Enhanced Extensiblity
The design allows the program to be more easily extended in the following ways:
- Extra Properties can be easily added to Transitions and States by simply including them in the constructor of these classes.
- Extra formulas can be more easily added because all you need to pass is the whole formula as a String and the set of variables present in that Formula.
- A different view could be more easily put on top of the model because the model and view are cleanly separated.
Future Work
There are a few things that I would still like to look at further.
- Reconsider the separation of model and view. It seems to me there there is too much in the view now. I wish that I could have put more into the model. In particular, the idea of an overall Process (collection of States and Transitions) should belong to the model. Currently the view is responsible for this.
- Reconsider how objects are exported to XML. Currently things export themselves, and this has resulted in a large amount of duplicate code. I think that this could be simplified a number of ways. One simple way might be to ask each class for a set of key-value pairs, and handle the formatting to XML in a separate class. I think the XML format is sufficiently simple to allow this. The visitor pattern may also be useful for this.

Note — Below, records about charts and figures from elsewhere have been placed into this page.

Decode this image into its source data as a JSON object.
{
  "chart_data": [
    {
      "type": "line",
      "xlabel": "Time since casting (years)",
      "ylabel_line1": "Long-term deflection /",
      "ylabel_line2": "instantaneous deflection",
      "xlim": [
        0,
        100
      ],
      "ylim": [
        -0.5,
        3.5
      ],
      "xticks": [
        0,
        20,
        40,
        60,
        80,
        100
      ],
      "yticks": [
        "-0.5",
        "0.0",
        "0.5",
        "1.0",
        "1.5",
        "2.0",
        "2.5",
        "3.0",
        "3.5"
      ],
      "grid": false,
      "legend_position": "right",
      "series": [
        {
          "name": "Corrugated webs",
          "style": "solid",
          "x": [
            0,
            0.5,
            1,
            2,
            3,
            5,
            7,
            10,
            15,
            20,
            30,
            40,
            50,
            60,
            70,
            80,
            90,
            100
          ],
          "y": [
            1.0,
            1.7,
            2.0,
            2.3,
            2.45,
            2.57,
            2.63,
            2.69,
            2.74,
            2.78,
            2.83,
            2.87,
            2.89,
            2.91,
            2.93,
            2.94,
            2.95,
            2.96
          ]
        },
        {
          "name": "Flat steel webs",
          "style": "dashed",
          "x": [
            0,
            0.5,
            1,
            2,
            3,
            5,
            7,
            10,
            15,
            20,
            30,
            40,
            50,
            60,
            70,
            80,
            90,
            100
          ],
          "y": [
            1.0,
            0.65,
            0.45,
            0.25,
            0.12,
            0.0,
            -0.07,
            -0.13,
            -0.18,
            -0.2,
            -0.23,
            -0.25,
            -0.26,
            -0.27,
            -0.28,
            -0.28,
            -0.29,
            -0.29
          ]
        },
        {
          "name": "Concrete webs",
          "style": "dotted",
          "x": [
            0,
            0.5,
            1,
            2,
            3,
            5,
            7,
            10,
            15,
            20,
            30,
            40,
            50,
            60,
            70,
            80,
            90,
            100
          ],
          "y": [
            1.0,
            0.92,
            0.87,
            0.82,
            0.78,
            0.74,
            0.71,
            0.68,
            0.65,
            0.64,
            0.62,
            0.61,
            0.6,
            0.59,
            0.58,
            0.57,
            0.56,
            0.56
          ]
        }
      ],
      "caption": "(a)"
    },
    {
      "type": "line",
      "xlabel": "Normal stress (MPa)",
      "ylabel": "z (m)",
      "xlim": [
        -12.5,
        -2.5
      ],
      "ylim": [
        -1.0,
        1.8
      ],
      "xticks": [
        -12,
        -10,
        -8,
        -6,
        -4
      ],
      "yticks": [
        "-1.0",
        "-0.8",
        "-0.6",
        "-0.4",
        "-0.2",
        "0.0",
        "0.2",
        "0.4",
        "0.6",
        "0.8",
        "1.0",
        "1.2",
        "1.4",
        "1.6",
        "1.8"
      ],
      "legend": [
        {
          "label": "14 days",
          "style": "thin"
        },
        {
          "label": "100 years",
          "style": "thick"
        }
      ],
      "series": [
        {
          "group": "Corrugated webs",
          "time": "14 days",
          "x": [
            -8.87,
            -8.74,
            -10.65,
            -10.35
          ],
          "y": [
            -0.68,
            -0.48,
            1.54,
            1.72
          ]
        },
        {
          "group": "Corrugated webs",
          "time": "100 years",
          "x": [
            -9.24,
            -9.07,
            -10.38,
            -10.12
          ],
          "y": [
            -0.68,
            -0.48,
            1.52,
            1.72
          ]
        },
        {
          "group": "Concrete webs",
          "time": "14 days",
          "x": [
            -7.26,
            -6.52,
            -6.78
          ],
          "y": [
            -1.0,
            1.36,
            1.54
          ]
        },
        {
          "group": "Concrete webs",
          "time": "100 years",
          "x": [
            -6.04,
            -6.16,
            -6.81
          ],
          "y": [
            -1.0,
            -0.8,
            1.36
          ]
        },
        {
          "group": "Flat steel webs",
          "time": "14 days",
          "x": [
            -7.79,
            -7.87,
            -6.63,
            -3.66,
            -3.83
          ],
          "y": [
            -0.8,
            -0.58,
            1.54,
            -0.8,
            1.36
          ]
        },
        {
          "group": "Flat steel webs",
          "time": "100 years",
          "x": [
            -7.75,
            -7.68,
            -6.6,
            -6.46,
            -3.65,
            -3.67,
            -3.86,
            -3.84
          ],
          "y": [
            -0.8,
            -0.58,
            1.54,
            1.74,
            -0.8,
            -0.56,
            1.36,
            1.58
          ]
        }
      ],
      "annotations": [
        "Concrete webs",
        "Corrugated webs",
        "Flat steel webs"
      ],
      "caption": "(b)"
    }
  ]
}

- Reconsider how IDs are assigned. The way this happens is currently quite inconsistent. Some classes are told their ID via their setID() method, others set their ID themselves. All get their ID from the static method Process.getNextID(). I'm not sure that this is conceptually the responsibility of Process, it is just a convenient place to put this method. In fact the IDs are only relevant for exporting to XML, and the only requirement is that they are unique. So the assigning of IDs could be made the responsibility of the export mechanism. However it is done it should be consistent.
- Consider how observer could be used. The initial design made quite heavy use of the Observer pattern. I believe that some of this was poorly done, however I get the feeling that observer could still be used to improve the design, particularly with respect to States, Transitions and Connectors. It could also be used to improve the separation between model and view. However, in the spirit of keeping it simple I chose to not use it at first.
- Reconsider the SpecialValue class. This is basically just a data class. It should be responsible for as much of the work related to special values as possible.
Conclusion
Code
Unfortunately, after doing all this design I have realised that I have experienced what is most affectionately known as:
Because, you see, now that I have come up with a design that is so drastically different from the original, I am now left the task of re-writing a 7000 line Java applet. Good one! Probably a bad choice for a design study. So what I am going to focus on instead is to ensure that I have described my design and put down my thoughts in full. I can only hope that Wal in his infinite wisdom will be sympathetic. Besides, it's a design assignment right? Sweet.